The lack of activity is visible on the office's Web site as well - a notice from April states that the office will not be accepting any new applications, other than requests for more money for projects that previously received support. It states that applications for new projects will only be accepted starting in November, unless the office announces otherwise.
The Central Bureau of Statistics reported recently that national investment in research and development decreased to 4.3% of GDP in 2009, compared with 4.7% in 2008. In the business sector, investment in research and development was down 2.6% in 2009, after increasing 2.5% in 2008 and 9.2% in 2007.
The Industry and Trade Ministry said the Chief Scientist's Office had indeed halted research committee discussions due to the lack of funding.
"The research committee does not have the authority to meet and make decisions without budgetary backing," it said. "Through August 2010, the research committee approved NIS 930 million in requests for research and development investments."
And many more are in the pipeline.
"On the chief scientist's table are requests for more than NIS 2 billion that lack a budget. The research and development fund alone lacks NIS 350 million, and the other programs (the technological incubators, the Magnet program for generic industry-oriented technologies, and the Tnufa program for beginning technologies ) lack about NIS 150 million," said the ministry.
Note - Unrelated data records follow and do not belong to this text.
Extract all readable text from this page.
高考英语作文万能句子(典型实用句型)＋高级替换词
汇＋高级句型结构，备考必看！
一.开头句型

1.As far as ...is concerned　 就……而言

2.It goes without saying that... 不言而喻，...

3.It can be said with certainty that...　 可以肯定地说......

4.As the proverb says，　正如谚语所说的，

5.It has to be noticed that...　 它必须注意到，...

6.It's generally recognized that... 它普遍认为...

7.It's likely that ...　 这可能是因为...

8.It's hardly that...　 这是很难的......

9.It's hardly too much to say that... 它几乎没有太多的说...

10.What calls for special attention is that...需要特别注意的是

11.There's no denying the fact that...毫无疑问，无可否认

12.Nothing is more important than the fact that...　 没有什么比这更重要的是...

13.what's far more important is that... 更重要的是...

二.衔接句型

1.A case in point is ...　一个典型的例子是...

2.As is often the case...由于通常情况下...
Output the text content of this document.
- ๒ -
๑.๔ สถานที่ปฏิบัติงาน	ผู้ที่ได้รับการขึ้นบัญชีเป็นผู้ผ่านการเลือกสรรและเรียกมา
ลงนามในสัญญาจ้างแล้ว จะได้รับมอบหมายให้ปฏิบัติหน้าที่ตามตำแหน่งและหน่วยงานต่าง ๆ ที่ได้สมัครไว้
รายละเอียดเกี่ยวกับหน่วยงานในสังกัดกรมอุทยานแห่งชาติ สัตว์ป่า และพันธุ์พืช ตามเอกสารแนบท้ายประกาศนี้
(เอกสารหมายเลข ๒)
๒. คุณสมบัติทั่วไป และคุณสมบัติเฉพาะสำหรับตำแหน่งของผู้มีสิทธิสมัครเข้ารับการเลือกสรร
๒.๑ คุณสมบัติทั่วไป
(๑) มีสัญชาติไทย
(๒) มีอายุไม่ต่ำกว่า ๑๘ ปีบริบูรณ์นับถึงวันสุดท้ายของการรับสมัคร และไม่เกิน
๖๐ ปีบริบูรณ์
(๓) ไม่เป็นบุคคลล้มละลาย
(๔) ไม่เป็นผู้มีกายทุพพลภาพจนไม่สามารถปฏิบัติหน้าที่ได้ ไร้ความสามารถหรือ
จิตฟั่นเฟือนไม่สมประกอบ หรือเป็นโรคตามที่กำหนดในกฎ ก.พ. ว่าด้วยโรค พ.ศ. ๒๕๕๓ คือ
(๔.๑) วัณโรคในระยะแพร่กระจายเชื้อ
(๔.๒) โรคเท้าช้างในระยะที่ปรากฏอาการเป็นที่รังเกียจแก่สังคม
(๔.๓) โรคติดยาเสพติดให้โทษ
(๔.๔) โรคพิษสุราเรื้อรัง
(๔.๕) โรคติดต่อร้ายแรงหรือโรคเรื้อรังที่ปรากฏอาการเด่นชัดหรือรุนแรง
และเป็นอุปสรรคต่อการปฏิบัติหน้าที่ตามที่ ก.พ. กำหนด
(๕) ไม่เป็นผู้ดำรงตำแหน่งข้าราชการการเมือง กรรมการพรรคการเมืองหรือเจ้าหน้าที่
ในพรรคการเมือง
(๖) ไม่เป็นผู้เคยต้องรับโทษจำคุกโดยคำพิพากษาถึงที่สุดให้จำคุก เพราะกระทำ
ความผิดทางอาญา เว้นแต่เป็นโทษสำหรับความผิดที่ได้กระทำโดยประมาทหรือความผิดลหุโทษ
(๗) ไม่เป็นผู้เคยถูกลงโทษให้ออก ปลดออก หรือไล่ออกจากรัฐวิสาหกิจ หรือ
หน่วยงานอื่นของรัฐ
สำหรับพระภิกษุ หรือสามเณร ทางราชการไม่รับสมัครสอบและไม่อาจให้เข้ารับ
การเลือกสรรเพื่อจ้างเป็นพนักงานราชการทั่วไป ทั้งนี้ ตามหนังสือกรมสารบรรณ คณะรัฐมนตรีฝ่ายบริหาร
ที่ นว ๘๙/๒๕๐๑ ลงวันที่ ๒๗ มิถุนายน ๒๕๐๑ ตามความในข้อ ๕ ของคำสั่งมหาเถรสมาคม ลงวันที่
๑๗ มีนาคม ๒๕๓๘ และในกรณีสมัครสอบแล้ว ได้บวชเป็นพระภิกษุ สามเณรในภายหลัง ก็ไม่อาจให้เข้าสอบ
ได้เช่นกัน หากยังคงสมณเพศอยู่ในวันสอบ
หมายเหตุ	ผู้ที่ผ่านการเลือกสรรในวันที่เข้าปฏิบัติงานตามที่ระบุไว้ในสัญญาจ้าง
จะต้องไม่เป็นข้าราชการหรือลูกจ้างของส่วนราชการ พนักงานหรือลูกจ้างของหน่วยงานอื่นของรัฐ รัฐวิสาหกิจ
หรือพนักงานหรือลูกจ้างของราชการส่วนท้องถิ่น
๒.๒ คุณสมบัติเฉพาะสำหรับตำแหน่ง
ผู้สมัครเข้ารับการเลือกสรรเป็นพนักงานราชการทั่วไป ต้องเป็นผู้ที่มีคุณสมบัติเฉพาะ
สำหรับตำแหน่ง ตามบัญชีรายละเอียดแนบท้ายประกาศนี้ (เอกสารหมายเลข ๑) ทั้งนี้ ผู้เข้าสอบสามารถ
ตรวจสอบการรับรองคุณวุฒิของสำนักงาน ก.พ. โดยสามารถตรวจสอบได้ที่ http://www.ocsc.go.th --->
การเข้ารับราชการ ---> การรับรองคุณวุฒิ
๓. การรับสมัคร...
"The Industry and Trade Ministry is waiting for the Finance Ministry to approve more funding to address this."
Industry and Trade Minister Benjamin Ben-Eliezer chose Hasson as his candidate for the next chief scientist, and if the government approves the appointment, Hasson will begin his term at the beginning of 2011.
Hasson will be replacing Eli Opper, who will head the European Union's EUREKA program for research and development.